Michigan Career and Technical Institute (MCTI) is a public vocational school in Plainwell, Michigan. It is located on 72 acre of land with 700 ft of accessible frontage on Pine Lake. The school is an extension of the Michigan Department of Health and Human Services which works with Michigan Rehabilitative Services in order to serve the citizens of Michigan by rehabilitating and/or training students who come from poorer communities, are recovering addicts, veterans, or have disabilities, for employment in occupations that are relevant in today's job market.

==History==
MCTI was founded in 1944 by the W. K. Kellogg Foundation which leased the facilities to the State of Michigan in order to rehabilitate returning World War II veterans and other Michigan citizens.
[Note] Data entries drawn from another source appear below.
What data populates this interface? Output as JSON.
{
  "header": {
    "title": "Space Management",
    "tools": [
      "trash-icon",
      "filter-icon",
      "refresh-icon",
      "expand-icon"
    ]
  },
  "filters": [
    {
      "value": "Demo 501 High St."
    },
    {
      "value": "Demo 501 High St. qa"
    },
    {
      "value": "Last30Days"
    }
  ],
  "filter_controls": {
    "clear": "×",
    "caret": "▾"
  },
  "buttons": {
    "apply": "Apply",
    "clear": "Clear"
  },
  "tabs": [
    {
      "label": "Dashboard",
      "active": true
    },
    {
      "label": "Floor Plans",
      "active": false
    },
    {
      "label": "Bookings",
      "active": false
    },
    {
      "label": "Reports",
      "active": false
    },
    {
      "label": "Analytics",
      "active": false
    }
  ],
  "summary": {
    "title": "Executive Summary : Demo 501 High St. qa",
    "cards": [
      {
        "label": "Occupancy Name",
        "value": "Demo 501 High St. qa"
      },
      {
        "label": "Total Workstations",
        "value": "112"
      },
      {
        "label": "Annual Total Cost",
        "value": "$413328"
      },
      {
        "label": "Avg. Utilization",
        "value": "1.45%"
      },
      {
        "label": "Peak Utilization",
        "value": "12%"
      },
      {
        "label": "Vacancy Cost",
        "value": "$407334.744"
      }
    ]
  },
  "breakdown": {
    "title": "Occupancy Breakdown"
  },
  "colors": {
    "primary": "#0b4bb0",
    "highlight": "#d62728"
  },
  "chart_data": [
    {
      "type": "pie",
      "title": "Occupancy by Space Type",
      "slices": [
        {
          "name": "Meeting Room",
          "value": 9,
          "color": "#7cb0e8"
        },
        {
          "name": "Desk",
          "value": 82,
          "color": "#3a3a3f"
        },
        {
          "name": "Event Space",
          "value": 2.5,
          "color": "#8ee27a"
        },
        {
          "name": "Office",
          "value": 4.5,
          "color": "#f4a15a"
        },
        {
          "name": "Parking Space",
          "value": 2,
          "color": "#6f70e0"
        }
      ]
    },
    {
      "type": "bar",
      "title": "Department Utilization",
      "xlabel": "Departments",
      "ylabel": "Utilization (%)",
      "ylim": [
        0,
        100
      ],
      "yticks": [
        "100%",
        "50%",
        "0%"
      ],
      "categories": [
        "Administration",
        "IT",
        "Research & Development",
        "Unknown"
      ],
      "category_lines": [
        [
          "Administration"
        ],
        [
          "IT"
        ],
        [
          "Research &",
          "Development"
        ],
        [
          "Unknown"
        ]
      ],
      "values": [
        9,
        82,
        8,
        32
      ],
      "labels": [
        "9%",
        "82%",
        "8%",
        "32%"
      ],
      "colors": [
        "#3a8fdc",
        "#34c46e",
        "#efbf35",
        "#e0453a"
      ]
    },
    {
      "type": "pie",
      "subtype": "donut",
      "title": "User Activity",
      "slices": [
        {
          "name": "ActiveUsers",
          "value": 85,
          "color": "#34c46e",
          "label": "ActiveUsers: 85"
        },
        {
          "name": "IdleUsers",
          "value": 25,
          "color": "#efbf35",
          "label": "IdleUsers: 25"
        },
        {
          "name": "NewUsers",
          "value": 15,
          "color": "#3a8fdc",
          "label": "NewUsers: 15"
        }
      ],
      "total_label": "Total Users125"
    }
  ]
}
The property and facilities were deeded to the state of Michigan in 1947. In 1952, the Michigan Board of Education was established as a state institution and named Michigan Veteran's Vocational School. The name changed in 1959 to Michigan Rehabilitation Institute and a 350-bed dormitory was constructed in 1964. The name was changed again in 1968 to State Technical Institute and Rehabilitation Center (STIRC) and, in 1971, the first female student was enrolled. 1974 saw the addition of a health and recreation complex, which features a library, gymnasium, Olympic-sized indoor swimming pool, weight room, archery range, and even a bowling alley. In 1995, the name was changed once again to Michigan Career and Technical Institute (MCTI), what it is known as today. The Pine Lake Family Center was built in 1999 providing housing and daycare for those with families attending MCTI.

==Academics==
The school is accredited by the North Central Association on Accreditation and School Improvement (NCA CASI), as well as the Commission on Accreditation of Rehabilitation Facilities (CARF). MCTI is operated under the Michigan Department of Health and Human Services.

==Campus==
The campus consists of one main building which contains the student dormitories, the majority of the classrooms, as well as the cafeteria and indoor leisure activities; and several smaller peripheral buildings which include the Grounds Maintenance classroom and the Pine Lake Apartments. The surrounding grounds feature a lakeside frontage, a baseball diamond, basketball court, tennis court and other outdoor fun time areas.

==Student life==
The students are represented by a student government consisting of the Student Council (representatives from each course), the Hall Senate (representatives from each residence hall, who also act in a role of Resident Advisors in other colleges), and the Student Court (which acts as a court of second instance). The Veterans League, though not a part of the Student Government, per se, is also very influential in student life.

Approximately 500 students attend MCTI at any given time. They also host a summer camp in July called the Pine Lake Experience.